Despite being born into the real estate business, Jerome didn’t always know he would follow in his father and grandfather’s footsteps. He was unsure what he wanted to do with his life after he graduated from New York University with a bachelor’s degree in history in 2008, so he took a job in “the trenches” on the leasing side of Herald Towers while sought to figure it out.
He kept at it for nearly four years and eventually started to sit in on meetings his father and grandfather had for other projects when he finally decided he wanted in on more than just leasing.
“They were involved in exciting stuff,” he said. “The more I was able to see what they can do with these projects, the more excited I became to really get more involved.”
What most excited Jerome from those meetings, and which drew him to take on a leadership role at JEMB, was the ability to work on projects that could change an entire neighborhood of New York City.

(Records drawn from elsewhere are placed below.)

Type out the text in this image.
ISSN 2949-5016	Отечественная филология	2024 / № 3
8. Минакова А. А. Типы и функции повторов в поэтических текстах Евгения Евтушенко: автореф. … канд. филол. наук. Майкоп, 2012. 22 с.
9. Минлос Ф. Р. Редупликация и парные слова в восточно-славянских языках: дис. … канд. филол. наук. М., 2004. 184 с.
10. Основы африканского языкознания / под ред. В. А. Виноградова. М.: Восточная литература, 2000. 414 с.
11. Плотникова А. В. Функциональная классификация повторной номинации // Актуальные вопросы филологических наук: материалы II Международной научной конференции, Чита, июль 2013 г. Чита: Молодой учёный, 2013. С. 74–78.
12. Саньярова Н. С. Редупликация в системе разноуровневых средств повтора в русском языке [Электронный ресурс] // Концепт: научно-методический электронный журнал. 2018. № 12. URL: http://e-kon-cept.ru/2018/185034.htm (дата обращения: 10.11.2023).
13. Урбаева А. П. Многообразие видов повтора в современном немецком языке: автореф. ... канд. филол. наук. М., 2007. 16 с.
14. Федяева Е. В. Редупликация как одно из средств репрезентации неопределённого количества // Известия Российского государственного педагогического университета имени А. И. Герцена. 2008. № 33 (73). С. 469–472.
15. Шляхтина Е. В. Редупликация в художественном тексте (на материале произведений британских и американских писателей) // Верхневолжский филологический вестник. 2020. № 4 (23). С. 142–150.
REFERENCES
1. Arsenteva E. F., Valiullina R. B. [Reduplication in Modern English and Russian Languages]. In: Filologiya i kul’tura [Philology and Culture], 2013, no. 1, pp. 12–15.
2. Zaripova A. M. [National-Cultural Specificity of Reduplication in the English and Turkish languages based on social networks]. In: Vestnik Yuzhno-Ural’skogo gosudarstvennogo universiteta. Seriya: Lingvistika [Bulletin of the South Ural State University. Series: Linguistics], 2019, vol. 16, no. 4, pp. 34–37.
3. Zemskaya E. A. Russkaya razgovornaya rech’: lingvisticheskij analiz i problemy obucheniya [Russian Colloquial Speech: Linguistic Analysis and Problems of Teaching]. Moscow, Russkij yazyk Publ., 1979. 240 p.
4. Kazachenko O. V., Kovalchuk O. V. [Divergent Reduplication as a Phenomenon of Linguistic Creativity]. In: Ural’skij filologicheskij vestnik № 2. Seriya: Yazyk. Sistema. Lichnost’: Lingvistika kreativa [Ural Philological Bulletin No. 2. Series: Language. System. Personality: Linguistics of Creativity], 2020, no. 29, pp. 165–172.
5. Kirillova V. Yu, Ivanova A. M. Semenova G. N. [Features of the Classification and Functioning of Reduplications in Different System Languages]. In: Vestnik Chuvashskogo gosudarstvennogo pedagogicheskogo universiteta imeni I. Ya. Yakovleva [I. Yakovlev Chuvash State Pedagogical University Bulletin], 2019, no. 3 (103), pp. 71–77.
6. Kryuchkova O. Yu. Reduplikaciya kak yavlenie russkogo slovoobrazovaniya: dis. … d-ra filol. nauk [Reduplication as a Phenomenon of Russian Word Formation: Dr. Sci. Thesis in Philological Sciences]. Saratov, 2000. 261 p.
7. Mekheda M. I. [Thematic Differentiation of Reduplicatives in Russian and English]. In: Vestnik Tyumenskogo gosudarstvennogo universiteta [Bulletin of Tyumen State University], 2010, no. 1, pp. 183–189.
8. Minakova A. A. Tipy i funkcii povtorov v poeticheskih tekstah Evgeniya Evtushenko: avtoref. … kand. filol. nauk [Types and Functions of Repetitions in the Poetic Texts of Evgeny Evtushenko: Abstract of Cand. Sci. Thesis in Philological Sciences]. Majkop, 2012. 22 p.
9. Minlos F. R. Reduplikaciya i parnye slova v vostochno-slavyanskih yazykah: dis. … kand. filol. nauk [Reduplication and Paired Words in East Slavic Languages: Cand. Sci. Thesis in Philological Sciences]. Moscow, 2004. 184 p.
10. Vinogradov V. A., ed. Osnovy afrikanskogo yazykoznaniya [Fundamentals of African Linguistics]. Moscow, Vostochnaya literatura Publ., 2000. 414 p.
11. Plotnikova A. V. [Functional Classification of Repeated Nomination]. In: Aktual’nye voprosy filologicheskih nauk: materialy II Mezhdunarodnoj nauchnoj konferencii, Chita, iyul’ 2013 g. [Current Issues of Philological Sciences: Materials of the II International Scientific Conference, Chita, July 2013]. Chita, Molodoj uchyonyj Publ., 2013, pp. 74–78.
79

“New York is the greatest city in the world and what we do here will really have a major impact on the city,” he said. “To have that opportunity is something people really would crave for.”
But even as the company expanded to pick up casinos in Montreal and Atlantic City, N.J., a resort and spa in Pennsylvania and an office building in Phoenix, Herald Towers is still the property that has Jerome’s heart. He views it as the “crown jewel” of JEMB’s portfolio and he is the driving force behind the renovation project.
“There’s so much potential in what it could be,” he said. “When we’re done with it it’s going to be so much better than it already is now.”